9. Handle Skew Explicitly

If one customer_id or user_id dominates the data, normal hash partitioning can create a hot task.

Possible mitigations:

pre-aggregate by finer keys
isolate hot keys
salt skewed joins
broadcast small side
repartition on a better key
change the data model

10. Know When SQL Is Not Enough

If correctness depends on fuzzy matching, recursive graph traversal, or streaming state with exactly-once semantics, SQL may still be part of the solution, but not the entire system. Say that clearly.

Practice

1. Rewrite a JOIN + DISTINCT that only checks whether a customer has paid.

SELECT c.customer_id
FROM customers c
WHERE EXISTS (
	SELECT 1
	FROM orders o
	WHERE o.customer_id = c.customer_id
		AND o.status = 'paid'
);

This expresses a semijoin and avoids row multiplication.

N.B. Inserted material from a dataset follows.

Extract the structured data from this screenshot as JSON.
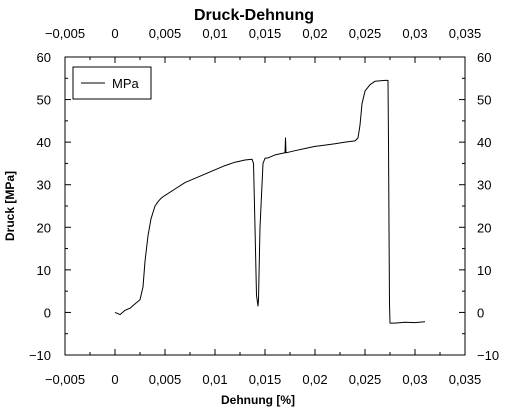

2. A dashboard has five metrics from the same events table and currently scans it five times. What rewrite do you propose?

Use one filtered scan and conditional aggregation.

WITH base AS (
	SELECT event_name, user_id
	FROM events
	WHERE event_date = DATE '2026-06-01'
)
SELECT
	COUNT(*) AS total_events,
	COUNT(DISTINCT user_id) AS active_users,
	SUM(CASE WHEN event_name = 'signup' THEN 1 ELSE 0 END) AS signups,
	SUM(CASE WHEN event_name = 'purchase' THEN 1 ELSE 0 END) AS purchases,
	SUM(CASE WHEN event_name = 'refund' THEN 1 ELSE 0 END) AS refunds
FROM base;

3. When is pre-aggregation before join invalid?

When downstream logic needs row-level detail that would be lost, or when the aggregation grain does not preserve the join semantics. Example: pre-aggregating order items by product before joining to order-level customer attributes loses customer allocation.